Response of elastoviscoplastic materials to large amplitude oscillatory shear flow in the parallel-plate and cylindrical-Couette geometries

Abstract

Most investigations of large amplitude oscillatory shear (LAOS) rheometry to date have presumed uniform shear. The study of structured materials would especially benefit from LAOS rheometry but require the use of the larger gaps and roughened surfaces in parallel-plate and cylindrical-Couette geometries. However, in these geometries, the shear profiles are not homogeneous throughout the deformation field.

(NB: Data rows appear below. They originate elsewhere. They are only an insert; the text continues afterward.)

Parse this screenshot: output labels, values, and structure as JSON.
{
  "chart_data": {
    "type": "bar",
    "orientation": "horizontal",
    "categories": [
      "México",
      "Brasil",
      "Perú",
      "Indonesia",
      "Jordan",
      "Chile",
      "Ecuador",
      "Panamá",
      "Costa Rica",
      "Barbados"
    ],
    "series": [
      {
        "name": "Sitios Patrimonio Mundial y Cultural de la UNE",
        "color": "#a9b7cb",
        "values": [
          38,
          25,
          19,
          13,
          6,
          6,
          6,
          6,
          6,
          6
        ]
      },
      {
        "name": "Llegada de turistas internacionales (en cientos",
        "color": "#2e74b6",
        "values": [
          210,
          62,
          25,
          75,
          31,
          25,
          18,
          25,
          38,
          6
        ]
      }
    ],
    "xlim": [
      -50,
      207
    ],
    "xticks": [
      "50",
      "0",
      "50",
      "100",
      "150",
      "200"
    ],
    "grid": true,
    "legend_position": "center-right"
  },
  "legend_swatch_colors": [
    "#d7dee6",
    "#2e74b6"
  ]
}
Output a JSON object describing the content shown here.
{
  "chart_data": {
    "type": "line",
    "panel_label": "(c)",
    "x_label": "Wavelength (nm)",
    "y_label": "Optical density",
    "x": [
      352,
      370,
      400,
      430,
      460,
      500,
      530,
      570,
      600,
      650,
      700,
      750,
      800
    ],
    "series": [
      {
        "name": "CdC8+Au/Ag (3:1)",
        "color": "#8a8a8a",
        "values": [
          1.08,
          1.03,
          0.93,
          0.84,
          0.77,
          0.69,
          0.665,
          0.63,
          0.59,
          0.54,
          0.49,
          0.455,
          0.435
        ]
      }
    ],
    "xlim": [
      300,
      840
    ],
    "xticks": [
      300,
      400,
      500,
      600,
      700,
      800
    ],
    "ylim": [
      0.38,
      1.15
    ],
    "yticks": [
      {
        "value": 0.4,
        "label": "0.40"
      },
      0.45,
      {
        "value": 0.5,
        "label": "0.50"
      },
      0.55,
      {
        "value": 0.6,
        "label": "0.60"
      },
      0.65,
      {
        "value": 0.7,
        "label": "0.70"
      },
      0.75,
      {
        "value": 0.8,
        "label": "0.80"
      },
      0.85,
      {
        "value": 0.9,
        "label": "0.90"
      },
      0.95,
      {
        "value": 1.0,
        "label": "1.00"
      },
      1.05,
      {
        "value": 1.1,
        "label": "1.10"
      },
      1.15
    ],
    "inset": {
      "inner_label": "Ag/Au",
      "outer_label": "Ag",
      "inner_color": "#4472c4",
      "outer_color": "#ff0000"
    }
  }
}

For elastoviscoplastic materials undergoing LAOS in these geometries, both elastic and viscoplastic deformations may occur simultaneously, complicating the data analysis. By means of model simulations, we provide a comprehensive picture of a model elastoviscoplastic material undergoing oscillatory shear deformation in the parallel-plate and cylindrical-Couette geometries, and we compare the oscillatory signals to those obtained from a uniform-shear field. Both displacement-controlled and torque-controlled oscillatory flows were simulated. We show that using popular linear formulas for mapping displacement to strain and torque to stress results in strain and stress signals that deviate significantly from their uniform-shear counterparts. For some limited cases, specifically displacement-controlled parallel-plate and torque-controlled cylindrical-Couette oscillatory rheometry, the use of advanced mapping methods to improve the calculation of strain and stress signals was demonstrated. As an alternative, we suggest that analyzing LAOS signals via constitutive modeling provides a unifying approach.